Innym epokowym odkryciem, jakiego dokonali, była wiedza, że Świadomość może wpłynąć na każdego rodzaju materię i energię, po prostu życząc sobie tego! Przekazali również, że Świadomość wypełniona Miłością-Błogością-Inteligencją jest Boską Iskrą egzystującą w każdej wykreowanej istocie i podtrzymującą jej funkcje. Tłumaczyli: „W rzeczywistości wszyscy jesteście ucieleśnieniem Miłości-Błogości-Inteligencji! I tak naprawdę, nie rodzicie się ani nie umieracie, ponieważ jesteście nieśmiertelni.” 
Wracając do naszego pytania, co riszi odkryli o Miłości? Na podstawie rzeczywistych faktów przyznali Miłości najwyższe miejsce, ponieważ wszelka wiedza i inteligencja podąża za falą Miłości. I nie bez powodu, ponieważ przekonali się, że to Miłość łączy cały wszechświat z Twórcą i na odwrót. Stwórca, aby powołać świat do istnienia, posłużył się kreatywną inteligencją. Jednak najważniejszym powodem stwarzania i rozpadu wszechświata jest Miłość. Przejdźmy do szczegółów.
   Początkowo riszi byli przekonani, że Świadomość lub Bóg oddał się tworzeniu, traktując to jako zabawę, lilę. Lecz później odkryli to, co przekazał nam Najwyższy z Rizzich - Śri Sathya Sai Baba. Utożsamiając Swoją Prawdziwą Jaźń ze Świadomością, rzekł:
      „Oddzieliłem się od siebie, żeby kochać siebie. Dowiedzcie się wszyscy, że stanowicie część Mojej istoty.”
         Najwyższa Świadomość tak bardzo pragnęła dawać i otrzymywać Miłość, że stworzyła wszechświat. A to jeszcze nie wszystko. Cały wszechświat stworzony ze Świadomości znajduje się również w matrixie[11] Świadomości. Zatem świadomość przenika całe stworzenie, a nie tylko wykreowane istoty.
Powiecie: „Zatem Miłość jest przyczyną stworzenia.

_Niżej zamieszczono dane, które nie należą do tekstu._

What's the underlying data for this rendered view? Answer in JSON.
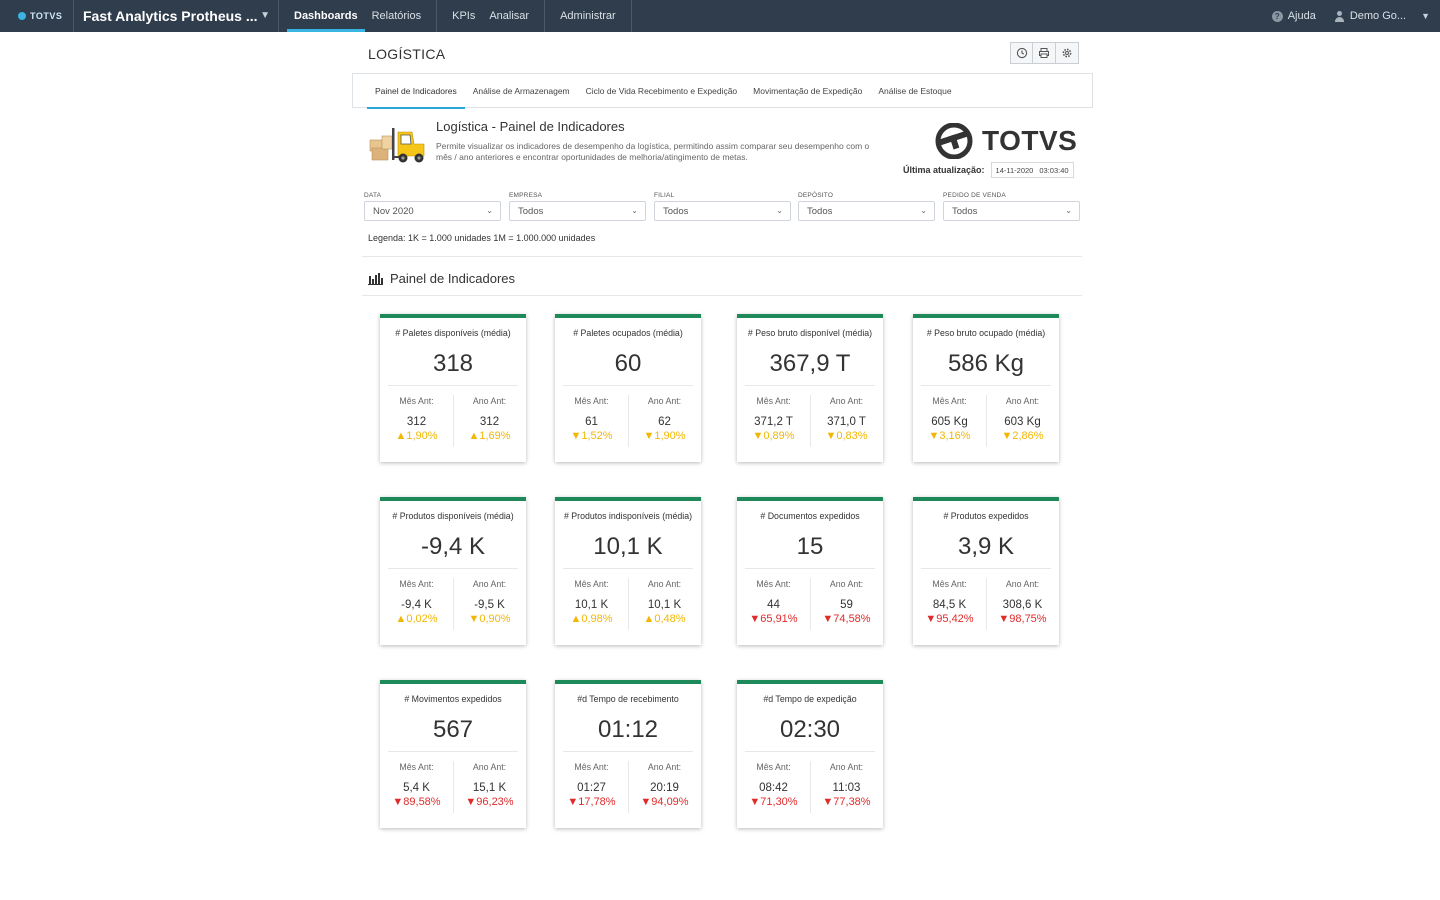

Lecz jak powstał wszechświat? „Teoria wielkiego wybuchu, propagowana przez współczesnych naukowców, jest bardzo zbliżona do teorii na temat stworzenia wysnutej intuicyjnie przez starożytnych mędrców. Sposób tworzenia, odkryty przez filozofów samkhji[12], uznających autorytet Wed, został doskonale opisany przez dwudziesto-wiecznego filozofa Itzhaka Bentowa jako teoria wielkiego wybuchu, w której przewidział kontinuum cykli tworzenia i rozpadu.[13] Nauka XXI w. kręci się wokół tego poglądu, ponieważ współcześni uczeni wiedzą, że skoro powstają wszechświaty, to również rozpadają się lub zostają wchłonięte przez czarne dziury oraz że wszystkim tym wydarzeniom stwarzania i rozpadu towarzyszy dźwięk. Starożytni odnosili się do Źródła jak do Brahmana, a towarzyszący tworzeniu dźwięk nazywali dźwiękiem transcendentalnym, sabda Brahmanem. Ogłosili, że do stworzenia świata doszło dzięki temu dźwiękowi.  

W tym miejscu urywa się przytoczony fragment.